Tuesday, February 23, 2010

recommended reading

I don't write much about food-related ethical issues here, largely because I suspect I'd be preaching to the converted — if you're a regular reader you're not coming here for tips on how to fancy up frozen factory-farm chicken fingers, and you are probably well aware that self-actualized chickens do not in fact have fingers. If you are a NYC reader we may have even unknowingly elbowed each other at a farmers' market while reaching for the same bundle of local greens. Another reason is that I think these issues are better served when they're covered by people dedicated to news-gathering and to journalistic writing, people like the ones who contribute to The Ethicurean. Nonetheless I want to urge you to read this extract from Jonathan Safran Foer's Eating Animals in today's Guardian.

click here to go to the article

It's about fish (both factory farmed and wild-caught) and fish tend to get overlooked when people talk about how or why they do or do not eat animals. Lots of people say they are "basically vegetarian but eat fish." Sometimes I've been one of those people. Increasing numbers of meat-eaters seem to be paying attention to which varieties of fish they prefer in terms of sustainability, but the yes or no decision whether to eat any fish at all seldom gets discussed in newspapers. It's worth reading and thinking about, and this concise extract is a great place to start.


  1. Paul A.12:06 PM

    There's a newish documentary about salmon farming: http://politicsoftheplate.com/?p=300 -- it looks fairly eye-opening and disturbing.

  2. Between the dyes and the sea lice and the PCBs in their food, farming does seem pretty disturbing.
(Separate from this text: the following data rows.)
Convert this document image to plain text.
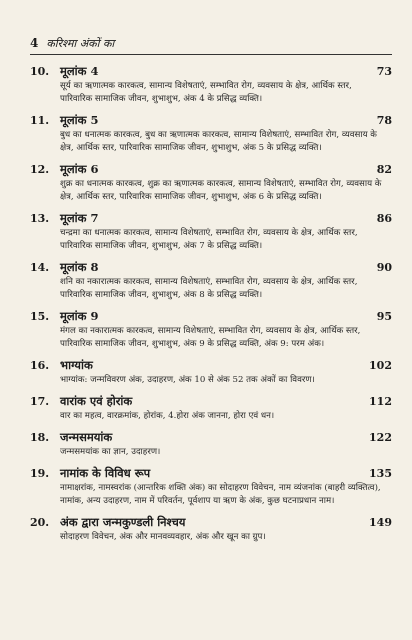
4 करिश्मा अंकों का
10. मूलांक 4	73
सूर्य का ऋणात्मक कारकत्व, सामान्य विशेषताएं, सम्भावित रोग, व्यवसाय के क्षेत्र, आर्थिक स्तर, पारिवारिक सामाजिक जीवन, शुभाशुभ, अंक 4 के प्रसिद्ध व्यक्ति।
11. मूलांक 5	78
बुध का धनात्मक कारकत्व, बुध का ऋणात्मक कारकत्व, सामान्य विशेषताएं, सम्भावित रोग, व्यवसाय के क्षेत्र, आर्थिक स्तर, पारिवारिक सामाजिक जीवन, शुभाशुभ, अंक 5 के प्रसिद्ध व्यक्ति।
12. मूलांक 6	82
शुक्र का धनात्मक कारकत्व, शुक्र का ऋणात्मक कारकत्व, सामान्य विशेषताएं, सम्भावित रोग, व्यवसाय के क्षेत्र, आर्थिक स्तर, पारिवारिक सामाजिक जीवन, शुभाशुभ, अंक 6 के प्रसिद्ध व्यक्ति।
13. मूलांक 7	86
चन्द्रमा का धनात्मक कारकत्व, सामान्य विशेषताएं, सम्भावित रोग, व्यवसाय के क्षेत्र, आर्थिक स्तर, पारिवारिक सामाजिक जीवन, शुभाशुभ, अंक 7 के प्रसिद्ध व्यक्ति।
14. मूलांक 8	90
शनि का नकारात्मक कारकत्व, सामान्य विशेषताएं, सम्भावित रोग, व्यवसाय के क्षेत्र, आर्थिक स्तर, पारिवारिक सामाजिक जीवन, शुभाशुभ, अंक 8 के प्रसिद्ध व्यक्ति।
15. मूलांक 9	95
मंगल का नकारात्मक कारकत्व, सामान्य विशेषताएं, सम्भावित रोग, व्यवसाय के क्षेत्र, आर्थिक स्तर, पारिवारिक सामाजिक जीवन, शुभाशुभ, अंक 9 के प्रसिद्ध व्यक्ति, अंक 9: परम अंक।
16. भाग्यांक	102
भाग्यांक: जन्मविवरण अंक, उदाहरण, अंक 10 से अंक 52 तक अंकों का विवरण।
17. वारांक एवं होरांक	112
वार का महत्व, वारक्रमांक, होरांक, 4.होरा अंक जानना, होरा एवं धन।
18. जन्मसमयांक	122
जन्मसमयांक का ज्ञान, उदाहरण।
19. नामांक के विविध रूप	135
नामाक्षरांक, नामस्वरांक (आन्तरिक शक्ति अंक) का सोदाहरण विवेचन, नाम व्यंजनांक (बाहरी व्यक्तित्व), नामांक, अन्य उदाहरण, नाम में परिवर्तन, पूर्वशाप या ऋण के अंक, कुछ घटनाप्रधान नाम।
20. अंक द्वारा जन्मकुण्डली निश्चय	149
सोदाहरण विवेचन, अंक और मानवव्यवहार, अंक और खून का ग्रुप।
Fresh Direct sometimes sells "organic" farm-raised salmon but I have no idea exactly what that means. I doubt the farms are much more idyllic . . .

  3. Paul A.1:52 PM

    Organic just means the fish are fed organic food pellets.

    Indeed, the word "organic" on a menu or label tells you a fish is farmed (and a hen is caged), since the guarantee about the feed couldn't be made for wild or pastured animals.

    (Yes, you are preaching to the converted.)

  4. Makes sense. It seems like their feed is one of the least-disturbing aspects of their life in the fish farm, though, compared to having their faces gnawed off and all the rest!

  5. Read it earlier this week, and wound up emailing every thoughtful eater I know, a large amount of whom responded well. Fish, so often, gets classed as an honorary vegetable.

    Preaching to the converted for sure, but it's good to be provoked a wee bit from time to time to read less comfortable things. Oh, and I bought a lovage plant last week after your posting and it's going into everything. Thank you.

  6. Hello Lucy. "Honorary vegetable" is funny/sad/apt!

    Glad you got your hands on a lovage plant. I was just thinking about which herbs I'm going to grow in my apt. this year as soon as the sunlight here gets a little stronger and that one is a must. I think I've only ever seen cut bundles of it for sale in a grocery store once, maybe twice, even though it's pretty sturdy compared to other herbs and keeps relatively well. It really deserves to be more popular.